The judge said the local authority initially decided that B, who has serious behavioural difficulties, should be placed for adoption. No appropriate adopters were found and the plan was changed to allow long-term foster care.
A local authority panel agreed the change in February 2012.
The judge said the original adoption placement order should at that stage have been revoked and the matter come back to court, with members of his family given a fresh chance to contact him. But that did not happen for three years, until February 2015.
During the intervening period there were seven "looked after child" (LAC) reviews and a failure by an independent reviewing officer (IRO) to take adequate action.
The judge said both the local authority and the IRO now conceded they had breached B's rights under Article 6 of the European Convention on Human Rights (ECHR) to a fair hearing, and his Article 8 right to "private and family life".
The judge said both the authority and IRO had apologised for failing for three years to "take the obvious step" and had assured the court there would be "no repetition of such a lengthy failure".
The judge said: "Far more important was the local authority's failure, and a similar failure on the part of the IRO, to give proper consideration to the question of contact between B and his mother, and maybe, also, his father, together with the possibility of sibling contact".

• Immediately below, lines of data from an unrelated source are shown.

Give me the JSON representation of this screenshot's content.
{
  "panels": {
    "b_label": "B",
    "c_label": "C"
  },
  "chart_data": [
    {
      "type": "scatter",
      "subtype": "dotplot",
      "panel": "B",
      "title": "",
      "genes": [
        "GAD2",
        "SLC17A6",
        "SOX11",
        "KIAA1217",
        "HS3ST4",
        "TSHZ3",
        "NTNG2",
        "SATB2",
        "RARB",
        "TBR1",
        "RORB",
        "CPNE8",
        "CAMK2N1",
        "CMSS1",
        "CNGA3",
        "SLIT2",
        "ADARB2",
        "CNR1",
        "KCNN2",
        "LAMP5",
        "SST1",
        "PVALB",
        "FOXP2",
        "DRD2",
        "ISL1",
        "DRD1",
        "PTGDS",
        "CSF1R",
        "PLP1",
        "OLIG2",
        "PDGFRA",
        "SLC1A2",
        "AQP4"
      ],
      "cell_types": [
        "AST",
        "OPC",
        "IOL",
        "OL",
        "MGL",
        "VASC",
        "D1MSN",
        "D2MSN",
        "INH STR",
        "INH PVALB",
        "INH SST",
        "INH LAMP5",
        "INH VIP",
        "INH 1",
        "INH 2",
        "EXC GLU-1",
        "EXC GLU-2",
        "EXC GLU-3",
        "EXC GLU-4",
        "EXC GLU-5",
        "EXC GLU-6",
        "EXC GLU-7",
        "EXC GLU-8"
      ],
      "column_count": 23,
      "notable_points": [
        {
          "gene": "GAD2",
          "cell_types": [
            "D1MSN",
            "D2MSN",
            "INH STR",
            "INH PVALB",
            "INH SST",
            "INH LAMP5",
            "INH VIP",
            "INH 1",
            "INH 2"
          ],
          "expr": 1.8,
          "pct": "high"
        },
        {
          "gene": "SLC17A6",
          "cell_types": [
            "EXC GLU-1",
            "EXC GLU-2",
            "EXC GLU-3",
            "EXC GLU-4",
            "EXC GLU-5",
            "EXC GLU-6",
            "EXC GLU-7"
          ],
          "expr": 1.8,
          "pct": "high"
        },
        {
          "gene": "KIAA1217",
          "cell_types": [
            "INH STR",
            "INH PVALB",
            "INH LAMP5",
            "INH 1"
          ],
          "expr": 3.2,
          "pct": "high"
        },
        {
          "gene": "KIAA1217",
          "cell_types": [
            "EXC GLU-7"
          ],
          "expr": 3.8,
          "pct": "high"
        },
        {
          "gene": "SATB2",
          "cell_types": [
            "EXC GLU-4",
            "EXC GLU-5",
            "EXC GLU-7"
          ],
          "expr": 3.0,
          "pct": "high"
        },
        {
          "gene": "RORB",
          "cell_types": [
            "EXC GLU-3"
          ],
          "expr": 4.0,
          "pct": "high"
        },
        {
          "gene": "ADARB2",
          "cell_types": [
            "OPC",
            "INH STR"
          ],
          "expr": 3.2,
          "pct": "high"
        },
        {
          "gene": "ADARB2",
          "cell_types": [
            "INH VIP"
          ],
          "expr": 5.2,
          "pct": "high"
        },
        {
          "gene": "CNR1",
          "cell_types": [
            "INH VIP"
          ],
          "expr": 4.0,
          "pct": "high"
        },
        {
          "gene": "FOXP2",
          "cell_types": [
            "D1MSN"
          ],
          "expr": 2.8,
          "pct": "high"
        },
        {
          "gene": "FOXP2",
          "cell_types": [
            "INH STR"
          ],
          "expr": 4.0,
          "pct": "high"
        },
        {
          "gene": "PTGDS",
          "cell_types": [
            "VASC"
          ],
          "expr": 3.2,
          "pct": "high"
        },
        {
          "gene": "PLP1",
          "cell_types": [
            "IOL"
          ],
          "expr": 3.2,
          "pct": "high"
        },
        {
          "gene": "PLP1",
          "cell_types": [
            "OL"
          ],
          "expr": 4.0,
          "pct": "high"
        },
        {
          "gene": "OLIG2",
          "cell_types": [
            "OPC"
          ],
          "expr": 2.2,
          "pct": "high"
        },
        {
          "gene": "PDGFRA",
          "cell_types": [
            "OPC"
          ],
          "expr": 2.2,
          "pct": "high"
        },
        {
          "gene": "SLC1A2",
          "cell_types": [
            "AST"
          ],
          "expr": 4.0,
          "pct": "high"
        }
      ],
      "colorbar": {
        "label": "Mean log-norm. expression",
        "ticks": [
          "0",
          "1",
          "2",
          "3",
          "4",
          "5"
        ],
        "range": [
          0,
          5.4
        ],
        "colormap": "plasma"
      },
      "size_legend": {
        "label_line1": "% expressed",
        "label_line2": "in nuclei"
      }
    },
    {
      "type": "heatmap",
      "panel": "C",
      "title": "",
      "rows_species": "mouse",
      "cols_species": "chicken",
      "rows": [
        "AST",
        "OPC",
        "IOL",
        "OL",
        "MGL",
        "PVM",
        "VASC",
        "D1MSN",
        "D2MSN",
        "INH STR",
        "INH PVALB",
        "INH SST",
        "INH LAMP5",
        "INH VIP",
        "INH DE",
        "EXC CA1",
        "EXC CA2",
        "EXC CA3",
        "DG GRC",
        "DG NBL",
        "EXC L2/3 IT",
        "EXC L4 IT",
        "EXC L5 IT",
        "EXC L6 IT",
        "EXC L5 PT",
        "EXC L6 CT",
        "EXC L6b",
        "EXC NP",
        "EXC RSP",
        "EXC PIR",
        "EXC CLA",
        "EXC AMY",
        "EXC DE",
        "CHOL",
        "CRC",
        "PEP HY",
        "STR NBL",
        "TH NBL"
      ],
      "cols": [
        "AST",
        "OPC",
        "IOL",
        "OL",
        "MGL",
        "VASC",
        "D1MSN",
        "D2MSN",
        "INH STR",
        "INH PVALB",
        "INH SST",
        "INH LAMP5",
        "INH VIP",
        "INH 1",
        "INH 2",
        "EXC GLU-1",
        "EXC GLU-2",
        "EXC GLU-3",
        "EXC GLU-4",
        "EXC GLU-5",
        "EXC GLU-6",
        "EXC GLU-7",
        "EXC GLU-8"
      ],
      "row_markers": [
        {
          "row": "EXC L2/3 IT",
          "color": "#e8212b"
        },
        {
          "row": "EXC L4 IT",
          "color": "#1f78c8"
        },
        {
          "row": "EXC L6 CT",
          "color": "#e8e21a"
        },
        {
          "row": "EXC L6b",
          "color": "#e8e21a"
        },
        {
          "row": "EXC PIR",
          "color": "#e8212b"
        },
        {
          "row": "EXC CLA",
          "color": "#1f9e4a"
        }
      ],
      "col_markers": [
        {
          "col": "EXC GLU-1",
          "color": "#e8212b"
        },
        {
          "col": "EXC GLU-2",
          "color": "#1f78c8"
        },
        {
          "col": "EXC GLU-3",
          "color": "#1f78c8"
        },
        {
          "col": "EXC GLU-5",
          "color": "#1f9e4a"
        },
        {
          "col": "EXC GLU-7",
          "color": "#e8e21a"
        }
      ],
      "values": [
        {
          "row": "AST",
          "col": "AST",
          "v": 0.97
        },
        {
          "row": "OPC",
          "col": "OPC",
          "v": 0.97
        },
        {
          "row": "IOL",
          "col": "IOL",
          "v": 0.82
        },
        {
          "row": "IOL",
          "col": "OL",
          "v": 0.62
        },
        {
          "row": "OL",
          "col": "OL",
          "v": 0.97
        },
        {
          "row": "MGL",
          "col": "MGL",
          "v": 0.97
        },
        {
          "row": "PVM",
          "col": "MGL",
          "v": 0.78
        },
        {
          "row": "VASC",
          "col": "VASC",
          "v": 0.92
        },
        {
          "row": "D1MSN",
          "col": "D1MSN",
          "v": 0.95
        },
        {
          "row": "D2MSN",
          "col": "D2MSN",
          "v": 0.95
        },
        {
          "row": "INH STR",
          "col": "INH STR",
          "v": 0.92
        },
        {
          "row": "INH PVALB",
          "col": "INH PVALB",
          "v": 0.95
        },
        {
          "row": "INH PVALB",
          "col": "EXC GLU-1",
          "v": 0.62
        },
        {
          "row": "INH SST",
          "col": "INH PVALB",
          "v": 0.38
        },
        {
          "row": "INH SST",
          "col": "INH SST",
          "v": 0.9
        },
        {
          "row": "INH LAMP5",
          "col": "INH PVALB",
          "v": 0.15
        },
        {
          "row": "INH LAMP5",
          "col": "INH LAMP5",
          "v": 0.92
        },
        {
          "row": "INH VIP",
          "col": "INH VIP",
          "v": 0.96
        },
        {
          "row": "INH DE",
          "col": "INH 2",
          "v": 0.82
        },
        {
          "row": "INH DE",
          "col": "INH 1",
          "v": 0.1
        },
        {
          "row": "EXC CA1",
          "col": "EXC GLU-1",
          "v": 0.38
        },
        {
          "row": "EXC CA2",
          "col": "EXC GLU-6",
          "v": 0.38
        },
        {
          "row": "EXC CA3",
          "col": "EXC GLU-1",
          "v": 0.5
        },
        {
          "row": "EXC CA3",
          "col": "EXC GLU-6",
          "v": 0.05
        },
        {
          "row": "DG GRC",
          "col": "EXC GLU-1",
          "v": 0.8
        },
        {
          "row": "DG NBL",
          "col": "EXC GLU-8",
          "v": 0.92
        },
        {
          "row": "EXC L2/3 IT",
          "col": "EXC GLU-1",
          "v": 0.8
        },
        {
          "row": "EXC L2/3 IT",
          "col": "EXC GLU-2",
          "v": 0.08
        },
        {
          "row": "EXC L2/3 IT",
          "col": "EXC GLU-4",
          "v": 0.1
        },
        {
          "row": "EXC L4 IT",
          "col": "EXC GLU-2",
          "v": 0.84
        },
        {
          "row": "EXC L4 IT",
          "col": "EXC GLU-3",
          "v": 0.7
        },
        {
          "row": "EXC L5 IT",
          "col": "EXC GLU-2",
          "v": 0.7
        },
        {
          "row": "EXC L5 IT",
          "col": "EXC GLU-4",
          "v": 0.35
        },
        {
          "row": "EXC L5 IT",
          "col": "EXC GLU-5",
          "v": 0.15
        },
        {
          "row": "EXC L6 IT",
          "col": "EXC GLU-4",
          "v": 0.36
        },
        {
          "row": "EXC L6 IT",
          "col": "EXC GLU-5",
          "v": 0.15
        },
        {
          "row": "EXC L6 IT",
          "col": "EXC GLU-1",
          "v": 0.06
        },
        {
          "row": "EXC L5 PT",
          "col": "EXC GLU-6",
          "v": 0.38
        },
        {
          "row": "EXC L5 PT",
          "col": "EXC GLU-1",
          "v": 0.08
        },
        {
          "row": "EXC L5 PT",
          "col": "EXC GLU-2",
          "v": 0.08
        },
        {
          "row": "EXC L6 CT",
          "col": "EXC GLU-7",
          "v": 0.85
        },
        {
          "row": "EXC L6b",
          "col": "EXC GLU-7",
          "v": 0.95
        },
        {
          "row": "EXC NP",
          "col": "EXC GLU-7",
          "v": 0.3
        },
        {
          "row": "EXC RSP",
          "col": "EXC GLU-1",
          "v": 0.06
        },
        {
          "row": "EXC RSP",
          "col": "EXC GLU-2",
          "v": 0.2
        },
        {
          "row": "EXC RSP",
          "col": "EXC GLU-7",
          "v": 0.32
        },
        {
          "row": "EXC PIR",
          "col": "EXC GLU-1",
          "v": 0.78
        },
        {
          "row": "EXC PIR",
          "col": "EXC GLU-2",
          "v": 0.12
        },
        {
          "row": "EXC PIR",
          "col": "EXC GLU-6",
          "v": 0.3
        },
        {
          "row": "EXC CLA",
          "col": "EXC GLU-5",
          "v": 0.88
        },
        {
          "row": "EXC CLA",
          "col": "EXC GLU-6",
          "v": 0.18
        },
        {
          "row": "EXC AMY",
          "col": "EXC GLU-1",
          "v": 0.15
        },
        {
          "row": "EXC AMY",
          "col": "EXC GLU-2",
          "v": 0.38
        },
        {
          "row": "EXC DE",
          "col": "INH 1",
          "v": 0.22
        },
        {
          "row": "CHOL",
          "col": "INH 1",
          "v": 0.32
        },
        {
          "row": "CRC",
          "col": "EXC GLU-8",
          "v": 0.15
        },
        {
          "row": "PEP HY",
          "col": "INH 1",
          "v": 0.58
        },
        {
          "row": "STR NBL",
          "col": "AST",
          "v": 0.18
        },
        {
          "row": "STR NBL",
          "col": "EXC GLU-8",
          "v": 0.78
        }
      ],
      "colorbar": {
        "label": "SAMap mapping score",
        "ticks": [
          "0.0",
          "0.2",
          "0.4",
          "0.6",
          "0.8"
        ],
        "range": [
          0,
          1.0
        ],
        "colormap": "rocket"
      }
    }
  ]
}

The judge added: "It could easily be said that, in 2011, it was not in B's interests to have contact with either adult.
"The question remains however whether that situation continued through to 2015."
The judge said that, although the local authority agreed it was "a bad case" and B's rights had been breached, its lawyers argued no damages should be paid because "no loss had been proved", and B was "thriving" in his foster placement.
The judge declared: "In my judgment there has been here a lost opportunity for this child to make contact with members of his extended family; the passage of time is likely now to make this more difficult."